Jennifer Pohlman at the September 2009 National Jurist has an article on their list of the top 65 “best value” law schools, reporting under the title “Best Bang! for your buck“.
Hat tip here to Debra Cassens Weiss at the ABA Journal Law News Now and her article, North Carolina Central Tops List of Best Value Law Schools, citing to Paul L. Caron’s TaxProf Blog, where the posting Best Value Law Schools compares the National Jurist “Best Value Rank” with the “US News Rank” of “Best Law Schools” in the nation.
We found it interesting to see that Big 12, SEC and Big 10 schools (traditionally the top college football conferences) dominate the “Best Value” law school rankings, suggesting an unexpected and of course speculative direct correlation between the quality of the football team and the “best value” of the law school ;-)
It is gratifying to this writer – as a strongly biased Husker undergraduate graduate – to see that the University of Nebraska (UNL) law school ranks 3rd in the “Best Value” list, which might just mean that the Cornhuskers very soon may again become a national football force to be reckoned with.
We say this as a “biglaw” Stanford Law School graduate, who also recognizes that there are significant differences between two universities like the University of Nebraska and Stanford – unless of course you are talking women’s volleyball, where team talents are comparable, but where the Husker fan base puts the Cardinal to shame.
It is true, of course, that one most keep in mind that top law schools open career doors that generally remain closed to graduates of law schools not having top national reputations – but this is part of a selection process which is based on individual school (and other) performance stretching back to elementary school.
You do the work – and you get the rewards.
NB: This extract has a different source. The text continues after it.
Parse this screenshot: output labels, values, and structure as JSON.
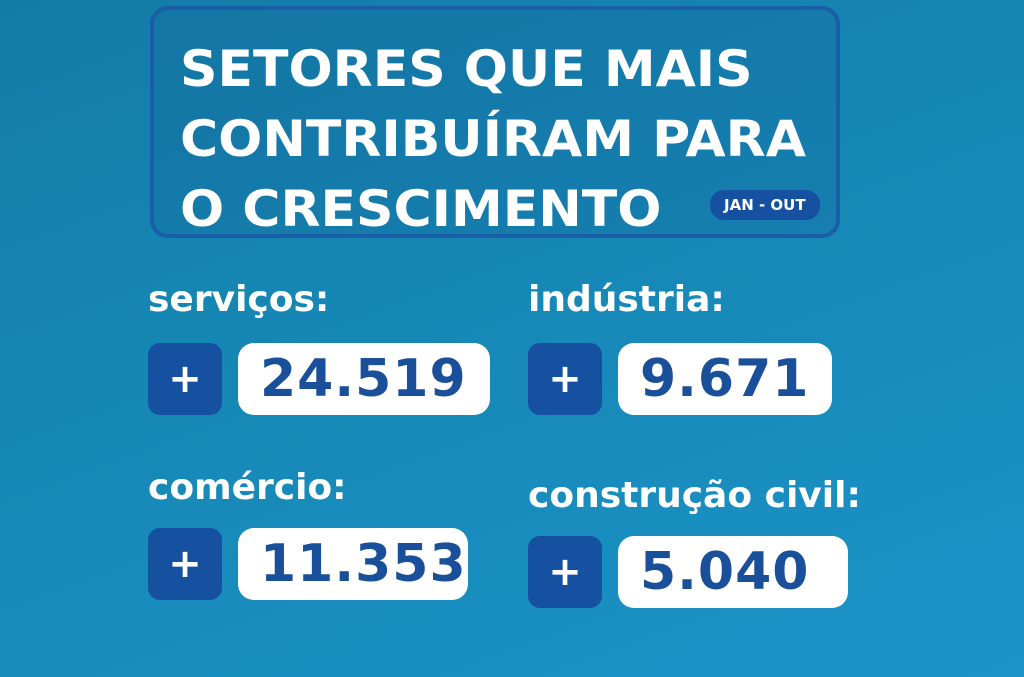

If you slouch, you have settle for a lower tier.
If school and test performance is thus lower and a person’s general track record is not as good as another’s – this may say nothing about slumbering talent or intellect – then that person, barring affirmative action or personal connections of some kind, is very unlikely to get into a top tier law school, and that is the way that it should be. Performance is rewarded. Slouching is not.
But this does not prohibit someone from emerging as a star later in life – which happens, more often than one thinks. Adolescents grow up, get married, have children, become responsible, and emerge from the shadow of previous slouching days. Life can be a strong motivator. In the long run, it is not where you went to school, but what you do with your life afterwards, that counts.